In all of this, Joyce illustrates how poverty motivates people to behave in aberrant ways. However, he never offers hope to the impoverished. He states their wretched lives cleanly and clearly. Their lives are awful. There's no romance about life being tough before it gets better. Simply put, it never gets better. That's his point. Dublin, rife with slums like those observed by the adventurous boys in "An Encounter," is an economically depressed and stagnant city where all live in danger of sliding quickly down the social ladder.
Joyce maintained that the colonization of Ireland by England resulted in making Ireland not just politically powerless, but made the people of Ireland psychologically paralyzed as well.

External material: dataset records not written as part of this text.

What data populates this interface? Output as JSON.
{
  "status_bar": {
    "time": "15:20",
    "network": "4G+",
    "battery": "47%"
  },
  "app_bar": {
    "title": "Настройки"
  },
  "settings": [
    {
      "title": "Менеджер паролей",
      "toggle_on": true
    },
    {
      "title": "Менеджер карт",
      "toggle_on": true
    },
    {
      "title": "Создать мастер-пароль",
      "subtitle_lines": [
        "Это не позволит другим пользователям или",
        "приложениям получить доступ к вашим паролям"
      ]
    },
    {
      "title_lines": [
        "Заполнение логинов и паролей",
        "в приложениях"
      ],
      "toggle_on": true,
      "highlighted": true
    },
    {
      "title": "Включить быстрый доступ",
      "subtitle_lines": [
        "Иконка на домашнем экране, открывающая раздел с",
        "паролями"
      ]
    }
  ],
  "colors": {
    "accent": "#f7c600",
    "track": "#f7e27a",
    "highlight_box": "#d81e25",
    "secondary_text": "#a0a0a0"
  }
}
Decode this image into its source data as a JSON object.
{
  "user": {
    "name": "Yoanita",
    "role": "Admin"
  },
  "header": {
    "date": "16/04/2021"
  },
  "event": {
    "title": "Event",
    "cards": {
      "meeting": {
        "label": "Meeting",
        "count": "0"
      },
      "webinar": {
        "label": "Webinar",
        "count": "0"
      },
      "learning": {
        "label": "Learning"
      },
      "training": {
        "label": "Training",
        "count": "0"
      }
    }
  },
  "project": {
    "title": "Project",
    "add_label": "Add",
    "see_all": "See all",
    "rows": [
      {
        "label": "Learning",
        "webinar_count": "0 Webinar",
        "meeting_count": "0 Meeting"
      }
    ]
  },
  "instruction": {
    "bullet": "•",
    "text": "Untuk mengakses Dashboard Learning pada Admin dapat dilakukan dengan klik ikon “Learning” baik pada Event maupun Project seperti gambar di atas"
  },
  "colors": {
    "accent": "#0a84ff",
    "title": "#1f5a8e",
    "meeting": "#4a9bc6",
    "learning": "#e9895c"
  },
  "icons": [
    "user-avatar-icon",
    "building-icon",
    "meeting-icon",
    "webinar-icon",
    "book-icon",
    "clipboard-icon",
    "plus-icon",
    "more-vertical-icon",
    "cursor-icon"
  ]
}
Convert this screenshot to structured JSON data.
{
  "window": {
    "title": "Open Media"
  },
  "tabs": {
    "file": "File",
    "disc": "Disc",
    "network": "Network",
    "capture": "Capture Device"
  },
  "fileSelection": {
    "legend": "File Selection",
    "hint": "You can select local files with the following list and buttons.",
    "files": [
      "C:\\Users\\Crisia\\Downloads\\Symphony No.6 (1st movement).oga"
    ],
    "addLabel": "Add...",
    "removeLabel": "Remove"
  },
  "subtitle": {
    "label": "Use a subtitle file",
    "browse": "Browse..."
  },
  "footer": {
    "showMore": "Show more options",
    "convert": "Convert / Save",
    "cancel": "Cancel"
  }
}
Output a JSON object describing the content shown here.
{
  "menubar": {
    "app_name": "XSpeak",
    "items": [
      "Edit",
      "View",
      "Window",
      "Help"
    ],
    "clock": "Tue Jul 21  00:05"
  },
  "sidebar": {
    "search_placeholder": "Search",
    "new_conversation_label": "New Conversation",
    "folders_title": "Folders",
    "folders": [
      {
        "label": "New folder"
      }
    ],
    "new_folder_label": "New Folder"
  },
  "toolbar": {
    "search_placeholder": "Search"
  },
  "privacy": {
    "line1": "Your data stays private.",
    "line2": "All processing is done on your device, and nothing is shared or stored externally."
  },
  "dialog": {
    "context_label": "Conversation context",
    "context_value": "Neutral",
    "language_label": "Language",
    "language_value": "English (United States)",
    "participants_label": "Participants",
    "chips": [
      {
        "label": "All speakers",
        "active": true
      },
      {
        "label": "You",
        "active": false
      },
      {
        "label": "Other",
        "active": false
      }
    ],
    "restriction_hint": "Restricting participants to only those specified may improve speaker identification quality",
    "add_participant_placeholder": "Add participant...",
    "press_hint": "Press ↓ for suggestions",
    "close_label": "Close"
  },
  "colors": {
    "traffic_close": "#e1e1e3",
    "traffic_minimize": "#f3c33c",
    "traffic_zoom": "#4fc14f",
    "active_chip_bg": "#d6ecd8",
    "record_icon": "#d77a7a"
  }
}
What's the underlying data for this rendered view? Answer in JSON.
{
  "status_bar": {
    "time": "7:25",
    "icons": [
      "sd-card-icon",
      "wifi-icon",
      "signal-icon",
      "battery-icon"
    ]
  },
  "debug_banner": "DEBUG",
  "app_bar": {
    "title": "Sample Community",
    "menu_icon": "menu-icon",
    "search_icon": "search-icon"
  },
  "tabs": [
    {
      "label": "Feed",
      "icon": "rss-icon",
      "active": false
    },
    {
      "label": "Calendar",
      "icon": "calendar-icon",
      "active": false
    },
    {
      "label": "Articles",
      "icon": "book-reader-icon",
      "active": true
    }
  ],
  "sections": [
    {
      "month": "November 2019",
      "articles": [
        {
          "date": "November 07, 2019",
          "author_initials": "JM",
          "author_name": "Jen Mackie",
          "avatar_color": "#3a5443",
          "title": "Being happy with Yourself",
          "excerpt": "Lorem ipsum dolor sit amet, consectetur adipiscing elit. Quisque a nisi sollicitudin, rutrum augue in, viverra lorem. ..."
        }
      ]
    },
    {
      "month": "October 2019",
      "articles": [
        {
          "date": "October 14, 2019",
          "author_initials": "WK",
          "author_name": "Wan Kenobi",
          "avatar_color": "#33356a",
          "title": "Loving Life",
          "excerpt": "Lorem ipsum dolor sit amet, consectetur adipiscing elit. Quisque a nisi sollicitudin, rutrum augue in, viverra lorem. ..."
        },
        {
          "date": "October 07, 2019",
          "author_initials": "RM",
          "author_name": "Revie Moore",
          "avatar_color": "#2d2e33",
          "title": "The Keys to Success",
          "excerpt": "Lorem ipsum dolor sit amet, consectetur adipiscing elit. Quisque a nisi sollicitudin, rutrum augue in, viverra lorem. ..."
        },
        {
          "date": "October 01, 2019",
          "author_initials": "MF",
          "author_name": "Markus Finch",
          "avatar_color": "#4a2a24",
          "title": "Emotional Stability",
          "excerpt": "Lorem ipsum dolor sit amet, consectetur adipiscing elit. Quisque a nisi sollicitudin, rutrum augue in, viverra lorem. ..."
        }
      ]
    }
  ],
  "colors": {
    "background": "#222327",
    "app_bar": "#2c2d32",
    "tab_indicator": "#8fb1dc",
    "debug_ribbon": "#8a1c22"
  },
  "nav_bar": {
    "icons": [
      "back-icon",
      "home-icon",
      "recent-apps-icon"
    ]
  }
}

Indeed, James Joyce wrote in 1906 to his publisher: "my intention was to write a chapter of the moral history of my country and I chose Dublin for the scene because that city seemed to me the centre of paralysis." It is significant that Joyce gave the title Dubliners and not Dublin to his book of short stories about the paralyzed people who inhabit a stagnant city. The word "paralysis" appears on the first page when every night the young nameless narrator gazes up at his window and repeats the word "paralysis" softly. The book ends in a vision of Ireland lying paralyzed under a deep blanket of snow that is "general all over Ireland" (1; 192). Over and over we see characters mentally paralyzed, simply unable to take chances or indeed unable to take action of any kind. Father Flynn in the opening story, "The Sisters," is physically paralyzed and unable even to talk; Mr. Duffy's emotional paralysis in "A Painful Case," forces him into a long life of loneliness. And, when characters do something, indeed anything, they are forced by social constraints back into powerlessness and submission. For instance, in "Counterpoints," Farrington experiences a moment of triumph over his boss, Mr. Alleyne, only to be reviled and forced to apologize on pain of losing his job. Similarly, Little Chandler in "A Little Cloud," finds himself quickly beaten back down by his domestic situation when he takes the first step toward writing poetry. Eveline, the young protagonist, in "Eveline," cannot move physically, or emotionally for that matter, when the door to her cage is thrown open by her fianc´┐Ż Frank. She cannot get on the ship to save her life but stands instead paralyzed on the dock.
Joyce maintained that all of Ireland's people are paralyzed, not just the dead lying in their graves, but the very people that still walk Dublin's streets. For instance, in "The Dead," it is not just those who lie frozen under the snow who are dead but, as we see in the last sentence of Dubliners, the snow falls upon "all the living and the dead (192). The only way to break loose of this paralysis, Joyce would have us believe, is to take flight and leave Ireland, like he did, never to return.